The already bustling underground kingdom is also famously home to the Agarthans. A race of technically and spiritually advanced immortals who occasionally like to pop up to the surface for a day trip in their nice shimmering UFO’s.
It’s quite clearly a lively old place down there. One recent visitor to the inner earth, Richard Shaver, claimed he had a very nice stay with a bunch of giant people called the Elder Race. The Elder race apparently relocated to Earth from another solar system a long time ago, but found it a little too balmy on the surface for their liking. They therefore created a brave new underground world for themselves. Despite their nice new subterrestrial domain, most of the Elders got a bit bored and eventually buggered off to find themselves another planet to occupy. But being a bit of a mischievous lot, before setting off to the next planet, the Elders left behind some evil robot-like descendants called the Deros, with the express purpose of annoying the hell out of the people on the surface.
During the Nazi heyday the Thule Society were ostensibly keen to find the opening to the underworld. Convinced the entrance lay close to one of the Earth’s poles, they dispatched a fleet of submarines post haste to the Baltic island of Rügen to scout out the front door. Many even believed that rather than perishing in a bunker, the Führer himself, accompanied by his super best Third Reich buddies, legged it to the South Pole and scampered down to the underground realm in search of refuge. Indeed, a collaboration between the astute Agarthans and the renegade Jerrys could go a long way into explaining the later generations of efficient and popular well screwed together UFO’s.
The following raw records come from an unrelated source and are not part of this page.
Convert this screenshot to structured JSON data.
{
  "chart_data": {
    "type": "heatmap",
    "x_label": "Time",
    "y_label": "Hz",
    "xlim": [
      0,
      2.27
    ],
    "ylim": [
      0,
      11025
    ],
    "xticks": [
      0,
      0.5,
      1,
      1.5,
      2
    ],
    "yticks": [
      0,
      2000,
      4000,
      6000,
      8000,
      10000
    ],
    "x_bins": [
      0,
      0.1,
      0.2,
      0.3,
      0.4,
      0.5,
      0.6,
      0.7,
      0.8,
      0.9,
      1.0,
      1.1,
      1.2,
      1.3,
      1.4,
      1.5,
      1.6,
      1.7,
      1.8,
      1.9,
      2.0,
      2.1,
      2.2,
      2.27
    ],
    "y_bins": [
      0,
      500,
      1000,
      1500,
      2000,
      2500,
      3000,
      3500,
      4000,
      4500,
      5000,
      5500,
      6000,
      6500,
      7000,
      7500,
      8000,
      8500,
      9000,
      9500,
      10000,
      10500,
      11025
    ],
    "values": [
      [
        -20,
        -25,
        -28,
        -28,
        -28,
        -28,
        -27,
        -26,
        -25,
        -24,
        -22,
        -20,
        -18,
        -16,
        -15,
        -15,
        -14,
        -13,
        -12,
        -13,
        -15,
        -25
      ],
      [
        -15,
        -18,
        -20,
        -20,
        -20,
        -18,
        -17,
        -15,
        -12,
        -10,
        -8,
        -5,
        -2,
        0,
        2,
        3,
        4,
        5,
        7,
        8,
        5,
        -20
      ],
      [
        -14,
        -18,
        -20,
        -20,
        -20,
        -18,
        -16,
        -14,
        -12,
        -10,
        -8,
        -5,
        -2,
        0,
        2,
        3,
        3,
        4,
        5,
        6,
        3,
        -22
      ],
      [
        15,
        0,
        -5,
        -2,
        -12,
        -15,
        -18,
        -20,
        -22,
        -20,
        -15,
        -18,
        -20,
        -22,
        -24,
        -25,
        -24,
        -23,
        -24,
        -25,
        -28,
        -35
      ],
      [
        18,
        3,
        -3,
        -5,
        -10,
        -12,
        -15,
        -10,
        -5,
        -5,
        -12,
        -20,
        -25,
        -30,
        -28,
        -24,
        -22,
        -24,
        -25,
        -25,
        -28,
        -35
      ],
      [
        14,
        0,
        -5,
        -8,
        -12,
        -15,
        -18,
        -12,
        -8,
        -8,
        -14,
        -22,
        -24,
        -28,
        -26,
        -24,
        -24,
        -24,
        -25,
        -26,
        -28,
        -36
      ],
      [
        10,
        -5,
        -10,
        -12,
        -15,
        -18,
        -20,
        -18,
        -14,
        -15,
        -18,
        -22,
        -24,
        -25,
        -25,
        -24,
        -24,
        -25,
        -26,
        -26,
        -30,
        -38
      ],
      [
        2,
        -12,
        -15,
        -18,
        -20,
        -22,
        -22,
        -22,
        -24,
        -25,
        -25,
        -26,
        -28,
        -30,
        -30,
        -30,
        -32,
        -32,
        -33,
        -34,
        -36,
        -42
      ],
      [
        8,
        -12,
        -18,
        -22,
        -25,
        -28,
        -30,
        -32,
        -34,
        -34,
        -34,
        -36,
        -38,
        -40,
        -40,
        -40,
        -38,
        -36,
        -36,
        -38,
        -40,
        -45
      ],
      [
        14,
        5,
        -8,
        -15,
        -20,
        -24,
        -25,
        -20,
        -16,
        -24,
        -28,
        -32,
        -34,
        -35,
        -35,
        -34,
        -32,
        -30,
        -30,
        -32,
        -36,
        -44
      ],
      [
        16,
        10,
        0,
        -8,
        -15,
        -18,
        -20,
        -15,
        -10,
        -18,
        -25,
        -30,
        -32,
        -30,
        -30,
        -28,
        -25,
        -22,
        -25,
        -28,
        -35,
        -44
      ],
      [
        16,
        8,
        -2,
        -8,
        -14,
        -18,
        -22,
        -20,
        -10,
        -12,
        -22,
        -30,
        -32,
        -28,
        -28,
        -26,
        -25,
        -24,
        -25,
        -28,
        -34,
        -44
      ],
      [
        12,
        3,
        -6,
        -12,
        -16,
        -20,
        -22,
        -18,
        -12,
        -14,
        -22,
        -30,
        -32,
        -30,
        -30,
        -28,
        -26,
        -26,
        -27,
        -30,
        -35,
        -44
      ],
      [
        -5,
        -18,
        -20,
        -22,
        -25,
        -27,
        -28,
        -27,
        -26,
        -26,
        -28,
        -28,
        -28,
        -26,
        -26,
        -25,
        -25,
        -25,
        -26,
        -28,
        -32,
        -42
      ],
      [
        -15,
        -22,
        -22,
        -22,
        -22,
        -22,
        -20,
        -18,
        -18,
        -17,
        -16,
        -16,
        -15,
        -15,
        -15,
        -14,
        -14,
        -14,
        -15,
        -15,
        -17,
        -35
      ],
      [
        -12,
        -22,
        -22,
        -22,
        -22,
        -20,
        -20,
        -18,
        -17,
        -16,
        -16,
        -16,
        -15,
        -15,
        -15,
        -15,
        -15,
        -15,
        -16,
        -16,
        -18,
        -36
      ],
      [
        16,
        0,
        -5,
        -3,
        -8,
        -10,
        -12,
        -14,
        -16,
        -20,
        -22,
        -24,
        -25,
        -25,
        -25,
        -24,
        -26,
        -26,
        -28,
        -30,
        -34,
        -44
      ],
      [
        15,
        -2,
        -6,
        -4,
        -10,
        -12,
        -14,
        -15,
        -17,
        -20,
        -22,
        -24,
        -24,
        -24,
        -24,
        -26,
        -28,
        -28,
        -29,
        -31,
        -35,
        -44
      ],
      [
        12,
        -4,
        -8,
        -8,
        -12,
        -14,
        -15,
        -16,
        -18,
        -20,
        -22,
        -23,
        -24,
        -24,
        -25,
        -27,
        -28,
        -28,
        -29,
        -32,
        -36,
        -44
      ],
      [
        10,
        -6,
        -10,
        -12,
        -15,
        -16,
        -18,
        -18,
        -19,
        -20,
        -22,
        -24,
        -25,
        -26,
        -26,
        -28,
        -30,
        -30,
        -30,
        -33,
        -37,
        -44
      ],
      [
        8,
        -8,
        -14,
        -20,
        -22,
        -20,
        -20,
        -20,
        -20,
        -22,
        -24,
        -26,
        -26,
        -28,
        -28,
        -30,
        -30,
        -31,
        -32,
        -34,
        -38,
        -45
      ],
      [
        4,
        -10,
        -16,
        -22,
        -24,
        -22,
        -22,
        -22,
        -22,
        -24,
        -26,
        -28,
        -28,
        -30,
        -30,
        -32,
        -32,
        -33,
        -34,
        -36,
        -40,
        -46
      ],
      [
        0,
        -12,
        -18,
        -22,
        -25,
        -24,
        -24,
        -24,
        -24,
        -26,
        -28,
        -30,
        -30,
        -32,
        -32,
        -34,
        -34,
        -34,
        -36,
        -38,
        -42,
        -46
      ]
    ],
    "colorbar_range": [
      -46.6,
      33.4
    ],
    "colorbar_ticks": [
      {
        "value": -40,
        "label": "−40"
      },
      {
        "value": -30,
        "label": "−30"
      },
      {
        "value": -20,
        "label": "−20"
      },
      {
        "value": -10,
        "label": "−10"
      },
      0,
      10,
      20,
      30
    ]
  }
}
If you constrict your thinking to the characterless geology professed by conventional science and its darned fixation with evidence, you’ll no doubt wonder how such a myriad of civilisations could co-exit beneath the earth’s crust. Those familiar cut-away diagrams of our planet that show the inner and outer cores, the mantle, the upper mantle and indeed the crust, seem pretty tightly packed together. No room it would seem for a paltry moustachioed megalomaniacal fugitive and his cronies, let alone a race of fickle galactic colonists and their naughty robotic children.
If however you ignore the geologists and find yourself a gibbering fruitcake (of which there are plenty), they will be more than happy to tell you (and at great length too), that the earth is in fact a hollow shell containing two (or more, depending of which fruitcake you talk to) concentric spheres, separated by a luminous atmosphere and a rather useful bijou sun at the centre.
This hollow earth hypothesis at least provides some attempt at an explanation, albeit an whimsical one, as to how to accommodate all these disparate residents into the cramped interior of our enchanting little blue-green planet. What it doesn’t really do, is explain how this ragtag posse of fishy people, sinners, totalitarians and wayward interstellar squatters seem to get along so well.
Allow me therefore to expand the Hollow Earth hypothesis with an equally whimsical postulation. I posit that peace and security is quite clearly maintained by the United Under Nations.